Akça, Bera'nın nefes alışından uykuya daldığını anladığında kafasını ona çevirdi.
"Ben sana bu kadar aşık olduğumu yeni fark ediyorum." dedi fısıldayarak. Gözlerinde biriken yaşlar saniyesinde serbest kalmış, yastığa ulaşmıştı. Yavaşça tüm bedenini ona doğru çevirdi ve elini yanağına dayayarak Bera'yı izlemeye başladı.
"Mutluluk yaşanmaz, ama en zor günde hatırlanır demiştin sen bana. Gerçekten çok doğruymuş. Yaşarken farkında olamadım hiçbir zaman seninle bu denli mutlu olduğumu. Yolun sonuna geldiğim o alelade anda, seni kızına kavuşturduğumda kendimden ayıracağımı anladığımda burnumuzun direği sızladı birden."
Elini yavaşça adamın yüzüne getirdiğinde kendini sıktı sesli bir şekilde ağlamamak için.
"Fark ettim ben bir tek seninle mutlu olduğumu. Ama ölürken. Yaşarken değil. Ölüyorum ben."
Yutkunamadı Akça.
İnsanın gırtlağında zamanla, dışarı akıtamadığı gözyaşları birikir. Sonra bir yumru gibi orda öylece durur. Yutkunmayı engelleyecek kadar büyük bir acıdır bu.

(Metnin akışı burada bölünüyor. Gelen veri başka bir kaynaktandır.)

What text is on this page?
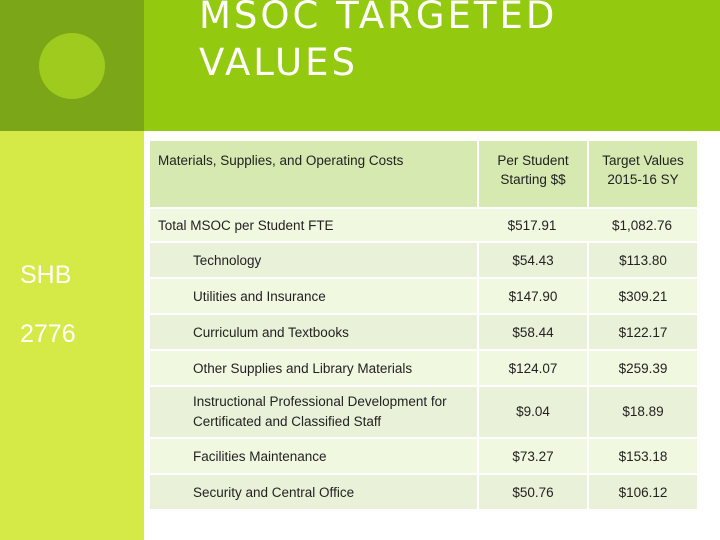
MSOC TARGETED VALUES
SHB
2776
Materials, Supplies, and Operating Costs	Per Student Starting $$	Target Values 2015-16 SY
Total MSOC per Student FTE	$517.91	$1,082.76
Technology	$54.43	$113.80
Utilities and Insurance	$147.90	$309.21
Curriculum and Textbooks	$58.44	$122.17
Other Supplies and Library Materials	$124.07	$259.39
Instructional Professional Development for Certificated and Classified Staff	$9.04	$18.89
Facilities Maintenance	$73.27	$153.18
Security and Central Office	$50.76	$106.12
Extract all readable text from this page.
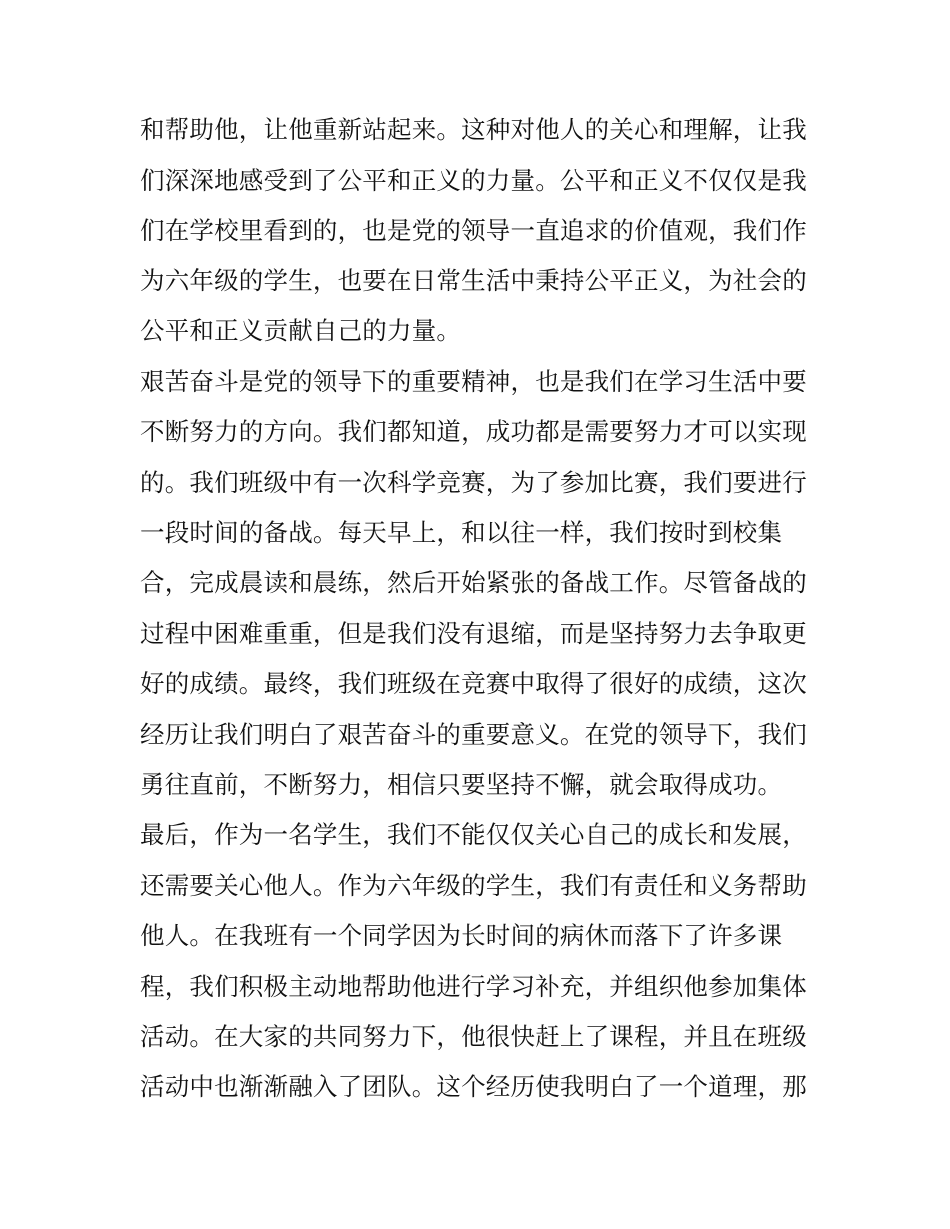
和帮助他，让他重新站起来。这种对他人的关心和理解，让我
们深深地感受到了公平和正义的力量。公平和正义不仅仅是我
们在学校里看到的，也是党的领导一直追求的价值观，我们作
为六年级的学生，也要在日常生活中秉持公平正义，为社会的
公平和正义贡献自己的力量。
艰苦奋斗是党的领导下的重要精神，也是我们在学习生活中要
不断努力的方向。我们都知道，成功都是需要努力才可以实现
的。我们班级中有一次科学竞赛，为了参加比赛，我们要进行
一段时间的备战。每天早上，和以往一样，我们按时到校集
合，完成晨读和晨练，然后开始紧张的备战工作。尽管备战的
过程中困难重重，但是我们没有退缩，而是坚持努力去争取更
好的成绩。最终，我们班级在竞赛中取得了很好的成绩，这次
经历让我们明白了艰苦奋斗的重要意义。在党的领导下，我们
勇往直前，不断努力，相信只要坚持不懈，就会取得成功。
最后，作为一名学生，我们不能仅仅关心自己的成长和发展，
还需要关心他人。作为六年级的学生，我们有责任和义务帮助
他人。在我班有一个同学因为长时间的病休而落下了许多课
程，我们积极主动地帮助他进行学习补充，并组织他参加集体
活动。在大家的共同努力下，他很快赶上了课程，并且在班级
活动中也渐渐融入了团队。这个经历使我明白了一个道理，那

"Ne yapacağım ben? Sensiz orada çok üşürüm." dedi titreyen dudaklarıyla. Eliyle ağzını kapatıp sırtını yatağın başlığına dayadı. Gözlerinden akan yaşlarla birlikte, hıçkırığını durdurmaya uğraştı.
Bazen bazı acılar öyle çok can yakar ki, konuşamaz insan. Sadece susar ve o suskunluğun içindeki çığlık kulakları sağır eder. Duyamaz karşıdaki. Çünkü bazı acılar kelimelerle ifade edilemez. Göğüs kafesini deler geçer. Benliğini deler geçer. Parçalar geçer. Ama geçer. Her şey gibi geçer. Bu da geçecekti. Birkaç ay sonra her şey bitecekti.
Acıyla gülümsedi yeniden. Sakince Bera'nın sakallarını sevmeye başladı.
"Hani nasıl biliyor musun?" dedi durgunlaşırken. Kalbine batan sızıyla zor bir nefes aldı.
"Her şeye yetiştim ben bu hayatta, her şeyi hallettim de bir tek sana geç kaldım. Yetişemedim bak, güçsüzüm. Sen hep diyorsun ya bana, benim Akça'm çok güçlü diye."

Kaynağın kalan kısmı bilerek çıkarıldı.